November 5 is a special feast day on the Jesuit liturgical calendar–the Feast of All Saints and Blesseds of the Society of Jesus, a kind of All Saints Day for Jesuits. Five years ago, in 2020, at the height of the pandemic, I celebrated Mass in our formation community in Rome on that day. The homily, translated into English, is below.
We need saints.
Today more than ever, I feel this need. In these days of isolation, loneliness, anxiety, and disillusionment, we need companions. We need to know that we are not alone—even in the dark nights when we cannot sleep. And when we are confused, afraid, full of doubts, we need companions who have experienced confusion, opposition, doubt, sin and penance, and yet have come to peace.
Today we celebrate the great consolation that we have such companions. As Jesuits, we celebrate the fact that among all the saints recognized by the Church, there are many who made the same choice we have made, who prayed as we pray–who have, we might say, eaten with us in the refectory. As Moses says of the word of God, these companions are not across the sea but are near to us. In the long winter we are experiencing, we need only open our mouths in prayer, and these companions will be present at our side.

Today we remember not only the great names—Robert Bellarmine, who cheers us on in our studies, and Francis Xavier, who reminds us that our studies are only a means to spread the Gospel.
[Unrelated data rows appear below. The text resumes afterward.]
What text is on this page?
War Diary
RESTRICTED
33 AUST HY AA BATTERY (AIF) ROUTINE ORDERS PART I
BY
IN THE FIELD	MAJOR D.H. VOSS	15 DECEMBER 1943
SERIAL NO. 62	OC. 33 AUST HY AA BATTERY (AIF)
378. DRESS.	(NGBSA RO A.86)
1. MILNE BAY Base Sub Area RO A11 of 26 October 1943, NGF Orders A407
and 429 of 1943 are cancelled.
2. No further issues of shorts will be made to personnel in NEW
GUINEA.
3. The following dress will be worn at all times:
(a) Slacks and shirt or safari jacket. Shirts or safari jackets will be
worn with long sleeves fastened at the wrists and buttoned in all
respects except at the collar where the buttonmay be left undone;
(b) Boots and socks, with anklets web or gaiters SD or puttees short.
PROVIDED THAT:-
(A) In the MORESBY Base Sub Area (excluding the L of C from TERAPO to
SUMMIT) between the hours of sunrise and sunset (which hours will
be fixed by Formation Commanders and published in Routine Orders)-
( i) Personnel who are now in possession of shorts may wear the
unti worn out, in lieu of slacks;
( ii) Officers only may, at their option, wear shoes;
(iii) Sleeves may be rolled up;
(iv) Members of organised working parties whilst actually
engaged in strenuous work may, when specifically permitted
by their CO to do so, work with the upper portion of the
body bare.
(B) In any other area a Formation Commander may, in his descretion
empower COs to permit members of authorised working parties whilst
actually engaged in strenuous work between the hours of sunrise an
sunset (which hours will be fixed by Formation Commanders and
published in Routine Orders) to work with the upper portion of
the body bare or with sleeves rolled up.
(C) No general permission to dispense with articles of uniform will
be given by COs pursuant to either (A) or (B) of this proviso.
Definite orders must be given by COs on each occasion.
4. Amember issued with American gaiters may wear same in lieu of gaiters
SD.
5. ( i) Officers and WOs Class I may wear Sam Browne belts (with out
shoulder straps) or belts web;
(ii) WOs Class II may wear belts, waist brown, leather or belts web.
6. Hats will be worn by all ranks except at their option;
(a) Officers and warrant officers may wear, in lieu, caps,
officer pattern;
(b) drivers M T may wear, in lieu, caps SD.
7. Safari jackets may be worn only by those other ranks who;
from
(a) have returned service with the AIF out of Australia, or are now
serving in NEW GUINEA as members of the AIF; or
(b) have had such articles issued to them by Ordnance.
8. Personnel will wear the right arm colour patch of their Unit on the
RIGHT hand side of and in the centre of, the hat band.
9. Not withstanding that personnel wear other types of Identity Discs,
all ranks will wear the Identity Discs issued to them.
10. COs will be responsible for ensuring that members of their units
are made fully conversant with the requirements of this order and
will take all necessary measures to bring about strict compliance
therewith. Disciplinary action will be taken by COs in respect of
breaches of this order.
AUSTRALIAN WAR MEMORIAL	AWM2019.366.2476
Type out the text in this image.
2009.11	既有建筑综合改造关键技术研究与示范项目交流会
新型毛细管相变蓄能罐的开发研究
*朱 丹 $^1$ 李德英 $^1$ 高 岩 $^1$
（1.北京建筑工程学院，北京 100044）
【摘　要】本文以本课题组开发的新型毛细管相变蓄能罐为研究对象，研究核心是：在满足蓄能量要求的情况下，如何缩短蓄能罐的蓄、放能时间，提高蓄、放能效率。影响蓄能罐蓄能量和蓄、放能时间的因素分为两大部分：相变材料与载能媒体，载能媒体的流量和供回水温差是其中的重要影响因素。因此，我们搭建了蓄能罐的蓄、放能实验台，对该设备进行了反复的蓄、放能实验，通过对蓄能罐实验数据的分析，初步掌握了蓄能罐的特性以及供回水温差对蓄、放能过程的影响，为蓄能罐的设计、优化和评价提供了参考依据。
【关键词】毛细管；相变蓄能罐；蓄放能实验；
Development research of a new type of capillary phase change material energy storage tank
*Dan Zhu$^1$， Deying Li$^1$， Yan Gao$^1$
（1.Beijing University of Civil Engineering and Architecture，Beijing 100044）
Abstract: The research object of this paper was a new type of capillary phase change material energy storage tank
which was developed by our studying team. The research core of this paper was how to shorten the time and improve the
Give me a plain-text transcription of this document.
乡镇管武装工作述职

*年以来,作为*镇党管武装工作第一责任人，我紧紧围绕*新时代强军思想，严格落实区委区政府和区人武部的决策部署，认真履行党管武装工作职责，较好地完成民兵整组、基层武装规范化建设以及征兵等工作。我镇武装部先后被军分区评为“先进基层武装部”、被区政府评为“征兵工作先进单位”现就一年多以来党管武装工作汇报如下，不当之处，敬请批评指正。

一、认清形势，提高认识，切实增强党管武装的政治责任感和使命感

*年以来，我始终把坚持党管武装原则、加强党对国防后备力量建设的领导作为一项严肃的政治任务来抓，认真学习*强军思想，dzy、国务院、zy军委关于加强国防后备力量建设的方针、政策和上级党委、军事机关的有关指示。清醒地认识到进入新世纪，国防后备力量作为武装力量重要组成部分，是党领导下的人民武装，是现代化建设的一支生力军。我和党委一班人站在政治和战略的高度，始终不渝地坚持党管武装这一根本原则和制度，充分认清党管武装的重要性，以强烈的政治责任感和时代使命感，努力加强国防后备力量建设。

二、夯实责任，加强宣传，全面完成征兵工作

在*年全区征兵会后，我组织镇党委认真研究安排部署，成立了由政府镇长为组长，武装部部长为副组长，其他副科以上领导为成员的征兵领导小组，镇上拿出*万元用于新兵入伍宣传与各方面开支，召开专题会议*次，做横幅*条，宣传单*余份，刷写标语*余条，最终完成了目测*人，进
Among these heavenly friends, there are many less famous ones, perhaps even some companions we have known in this life who are now in the Father’s house.
Every year when we reach the second half of Ordinary Time and volume four of the breviary, I find the holy card of Bob Araujo, a Jesuit who taught me in Chicago and greatly encouraged me in my studies and advised me during some doubtful moments of my formation. Bob suffered quite a bit in his life, first, from opposition in his career and, then, from a slow and painful cancer. He died in October 2015. When he died, the words of St. Paul came to mind: “I have fought the good fight; I have finished the race; I have kept the faith.” When he died, another companion said to me, “He’ll get right in.” Now I talk to Bob from time to time, and I ask him, “What do you think? How am I doing? Do you have any advice for me?” I imagine you also have such companions.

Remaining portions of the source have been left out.